In anticipation of the hot weather, you’ve had your air conditioning checked, cleaned your filter and tested the system. Everything’s a “go.” But when a hot spell arrives, you might walk into your home and feel – well — hot. If you joined the electric company’s energy saving plan, you may find yourself wondering whether or not you need to repair your air conditioner.
These programs were designed to save energy by offering cycling events or rolling shut downs on the power grid. In concept, it sounds good. We all want to do our part in conserving energy. The purpose is to prevent brown-outs and black-outs during peak periods. In general, these will help in emergency heat situations.

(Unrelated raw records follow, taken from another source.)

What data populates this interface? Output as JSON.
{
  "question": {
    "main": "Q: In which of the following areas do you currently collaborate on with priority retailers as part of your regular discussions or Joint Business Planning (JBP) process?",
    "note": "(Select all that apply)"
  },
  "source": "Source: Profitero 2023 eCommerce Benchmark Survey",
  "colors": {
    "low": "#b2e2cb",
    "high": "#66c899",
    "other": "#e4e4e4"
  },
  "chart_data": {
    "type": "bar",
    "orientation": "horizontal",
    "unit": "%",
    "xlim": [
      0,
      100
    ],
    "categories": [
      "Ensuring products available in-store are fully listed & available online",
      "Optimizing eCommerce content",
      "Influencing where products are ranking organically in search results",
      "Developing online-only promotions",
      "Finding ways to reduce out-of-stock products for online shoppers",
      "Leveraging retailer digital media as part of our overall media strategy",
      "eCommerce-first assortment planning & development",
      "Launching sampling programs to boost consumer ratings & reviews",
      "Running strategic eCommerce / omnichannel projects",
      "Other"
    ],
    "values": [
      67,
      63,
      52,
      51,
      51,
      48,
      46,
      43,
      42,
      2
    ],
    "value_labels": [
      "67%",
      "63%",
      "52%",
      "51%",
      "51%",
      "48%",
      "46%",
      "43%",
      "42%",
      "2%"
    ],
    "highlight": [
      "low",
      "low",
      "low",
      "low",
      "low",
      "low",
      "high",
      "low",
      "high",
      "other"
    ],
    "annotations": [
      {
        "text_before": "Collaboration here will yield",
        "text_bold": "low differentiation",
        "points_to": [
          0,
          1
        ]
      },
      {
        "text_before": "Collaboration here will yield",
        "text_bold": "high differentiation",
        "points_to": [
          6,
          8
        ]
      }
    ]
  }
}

There are also times when the power company is simply trying to drive down the price of power and they are using cycling to do it. They tell you this up front as you consider joining the program, and it is listed on their websites, but on a hot day when your air conditioner is cycled down, you may not appreciate their motives. Normally, there is an override feature which allows you to override the cycling of your air conditioning – but it has its stipulations. For example, you may only be able to override twice in the entire summer. That’s a tough one if it’s a summer full of Maryland 90-degree days.
Also, how do we know when there will be a shut down? What if it’s on the day of your daughter’s graduation party and it’s a high of 90 degrees? What if it’s on the day that you stay home from work to get household chores done? The shut-down can cause the house to become uncomfortably hot. And let’s face it. It takes quite a bit of energy to cool the house back down again.
These energy-saving programs sound great in theory and when we sign up for them, we often don’t think through all the possible scenarios. Inevitably, you’ll be wondering if your air conditioning needs work, when all it really needs is to be on an energy-saving cycle that considers your individual schedule and needs.